We chanced to watch the PBS Charlie Rose Show on April 14th when he interviewed former acting CIA director Mike Morell about the North Korean threat conundrum. When queried by Rose about what might Trump ask China President, Xi-Jinping Morrell, said negotiate with China to intervene with North Korea’s Kin Jong-un about the consequences of not standing down.
Gordon Chang said it best in an April 4, 2017 Daily Beast article about what Trump might discuss with Xi-Jinping just prior to the Mar a-Lago meeting with President Trump. China should stop selling North Korea those mobile erector TEL launchers for the Musudan and future KN-08 and KN-14 intercontinental ballistic missiles, plans for the Chinese Jl-1 submarine missile, uranium hexafluoride, pumps and other components for its nuclear program. We would also include the sale of Chinese alumna power and technology used to mix solid propellant for those missiles.

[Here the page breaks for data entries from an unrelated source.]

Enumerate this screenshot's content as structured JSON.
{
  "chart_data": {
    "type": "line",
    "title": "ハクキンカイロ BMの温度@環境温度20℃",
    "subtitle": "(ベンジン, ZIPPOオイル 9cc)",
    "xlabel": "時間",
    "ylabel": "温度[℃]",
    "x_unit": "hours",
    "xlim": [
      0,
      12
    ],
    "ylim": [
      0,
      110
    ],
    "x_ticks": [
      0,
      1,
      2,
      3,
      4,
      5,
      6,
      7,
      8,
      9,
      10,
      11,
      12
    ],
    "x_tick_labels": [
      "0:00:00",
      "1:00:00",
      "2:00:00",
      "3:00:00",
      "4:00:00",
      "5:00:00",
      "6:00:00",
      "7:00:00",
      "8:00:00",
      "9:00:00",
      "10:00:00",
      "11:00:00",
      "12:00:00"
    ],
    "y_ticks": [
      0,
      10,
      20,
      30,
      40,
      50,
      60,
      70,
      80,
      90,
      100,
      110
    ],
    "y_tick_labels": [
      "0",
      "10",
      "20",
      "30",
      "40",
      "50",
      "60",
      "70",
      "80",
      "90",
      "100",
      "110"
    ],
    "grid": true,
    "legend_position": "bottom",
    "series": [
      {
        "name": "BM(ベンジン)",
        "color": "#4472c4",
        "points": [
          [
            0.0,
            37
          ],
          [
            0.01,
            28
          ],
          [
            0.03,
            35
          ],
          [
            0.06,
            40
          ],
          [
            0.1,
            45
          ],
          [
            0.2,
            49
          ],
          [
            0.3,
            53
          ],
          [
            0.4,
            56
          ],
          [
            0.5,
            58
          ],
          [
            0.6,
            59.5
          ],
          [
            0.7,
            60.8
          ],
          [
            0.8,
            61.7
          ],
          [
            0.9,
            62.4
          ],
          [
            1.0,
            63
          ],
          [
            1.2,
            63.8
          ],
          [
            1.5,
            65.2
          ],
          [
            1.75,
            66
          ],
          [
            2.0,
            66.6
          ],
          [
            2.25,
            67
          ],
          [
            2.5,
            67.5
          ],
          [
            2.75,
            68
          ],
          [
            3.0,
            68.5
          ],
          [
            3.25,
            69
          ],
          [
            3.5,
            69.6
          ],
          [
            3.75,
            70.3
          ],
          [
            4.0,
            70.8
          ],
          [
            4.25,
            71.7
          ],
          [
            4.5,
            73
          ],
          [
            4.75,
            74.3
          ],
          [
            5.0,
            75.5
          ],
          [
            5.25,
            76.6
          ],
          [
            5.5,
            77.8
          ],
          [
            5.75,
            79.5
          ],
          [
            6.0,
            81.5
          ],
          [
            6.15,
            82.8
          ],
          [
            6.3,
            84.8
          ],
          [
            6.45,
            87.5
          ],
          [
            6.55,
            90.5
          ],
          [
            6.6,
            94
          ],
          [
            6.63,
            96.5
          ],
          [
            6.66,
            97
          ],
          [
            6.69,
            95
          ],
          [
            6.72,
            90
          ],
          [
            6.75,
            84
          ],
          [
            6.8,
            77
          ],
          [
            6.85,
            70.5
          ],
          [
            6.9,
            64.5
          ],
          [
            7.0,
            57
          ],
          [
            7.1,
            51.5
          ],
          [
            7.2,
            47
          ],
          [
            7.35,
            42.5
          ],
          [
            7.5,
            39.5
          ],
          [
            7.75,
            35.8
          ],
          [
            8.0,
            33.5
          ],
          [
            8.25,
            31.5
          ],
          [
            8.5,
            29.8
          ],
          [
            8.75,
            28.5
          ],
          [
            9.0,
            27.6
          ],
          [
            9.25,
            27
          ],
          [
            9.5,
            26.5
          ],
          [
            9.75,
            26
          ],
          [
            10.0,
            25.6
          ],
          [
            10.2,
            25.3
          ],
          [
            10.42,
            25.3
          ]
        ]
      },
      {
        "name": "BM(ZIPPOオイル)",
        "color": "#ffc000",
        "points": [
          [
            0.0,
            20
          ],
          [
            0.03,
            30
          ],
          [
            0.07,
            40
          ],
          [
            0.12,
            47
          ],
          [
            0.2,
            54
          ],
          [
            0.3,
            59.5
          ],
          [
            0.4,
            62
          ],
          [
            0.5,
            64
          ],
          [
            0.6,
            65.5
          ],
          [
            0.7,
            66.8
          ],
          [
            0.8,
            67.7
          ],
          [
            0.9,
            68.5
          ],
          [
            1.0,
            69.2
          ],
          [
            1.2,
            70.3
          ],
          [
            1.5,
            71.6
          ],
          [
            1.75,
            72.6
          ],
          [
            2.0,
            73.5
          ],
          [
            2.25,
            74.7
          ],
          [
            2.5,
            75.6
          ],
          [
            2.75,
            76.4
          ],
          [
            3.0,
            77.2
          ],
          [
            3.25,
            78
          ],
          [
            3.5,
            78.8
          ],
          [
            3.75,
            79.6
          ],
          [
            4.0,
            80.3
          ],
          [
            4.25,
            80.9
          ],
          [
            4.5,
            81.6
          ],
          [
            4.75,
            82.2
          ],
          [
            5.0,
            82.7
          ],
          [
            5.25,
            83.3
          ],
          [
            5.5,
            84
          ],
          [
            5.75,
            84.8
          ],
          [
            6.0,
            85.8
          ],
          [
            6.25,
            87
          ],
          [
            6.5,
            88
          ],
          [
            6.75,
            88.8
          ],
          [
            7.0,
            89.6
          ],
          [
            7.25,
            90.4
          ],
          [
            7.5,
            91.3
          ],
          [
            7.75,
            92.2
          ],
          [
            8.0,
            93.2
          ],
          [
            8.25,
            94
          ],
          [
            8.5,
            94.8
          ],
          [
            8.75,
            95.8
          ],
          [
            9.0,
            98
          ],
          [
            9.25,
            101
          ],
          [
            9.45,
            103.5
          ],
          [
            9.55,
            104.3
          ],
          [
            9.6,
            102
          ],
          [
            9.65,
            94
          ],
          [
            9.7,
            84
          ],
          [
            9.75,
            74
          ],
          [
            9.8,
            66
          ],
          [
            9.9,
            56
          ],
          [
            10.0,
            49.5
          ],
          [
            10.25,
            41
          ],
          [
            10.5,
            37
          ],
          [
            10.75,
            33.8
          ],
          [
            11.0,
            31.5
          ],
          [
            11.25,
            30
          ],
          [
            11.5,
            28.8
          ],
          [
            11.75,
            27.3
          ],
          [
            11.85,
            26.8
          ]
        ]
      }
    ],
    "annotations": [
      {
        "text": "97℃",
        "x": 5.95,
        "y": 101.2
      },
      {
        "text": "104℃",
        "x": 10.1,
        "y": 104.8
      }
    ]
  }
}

The reality is that none of this is going to persuade Kim Jong-un, a man who doesn’t stint for murdering his own family, relatives and senior Comintern members and senior officers of North Korea’s military. Trillions of dollars of bribes wouldn’t suffice. Sanctions haven’t worked. What it suggests is some means of removing Kim and perhaps key Comintern leaders from that dias overlooking the massive parade in Pyongyang on April 15th.
In all seriousness, the China syndrome is not something we want to trigger. Rather it is using the China opening to prevent that from happening along with whatever nuclear missile threat that North Korea has under looming development. The other suggestion was accelerating more effective anti-ballistic missile defense in the critical boost rather than mid-course or terminal phases. We may know shortly if North Korea has mastered the re-entry shield for deployment of possible multiple targeted warheads.
Trump has very limited options and time available to do something to stop North Korea before the 2018 midterm election if not the before 2020. He doubtless will request that National Security Adviser H.R. McMaster, Pentagon chief Mattis and others on the NSC Principals Committee vet some plausible military and diplomatic options to deny the hermit kingdom from a preemptive attack on our allies and US military assets in the region. Perhaps they might follow Chang’s suggestions about what to negotiate with China to forestall North Korea achieving nuclear ICBM hegemony.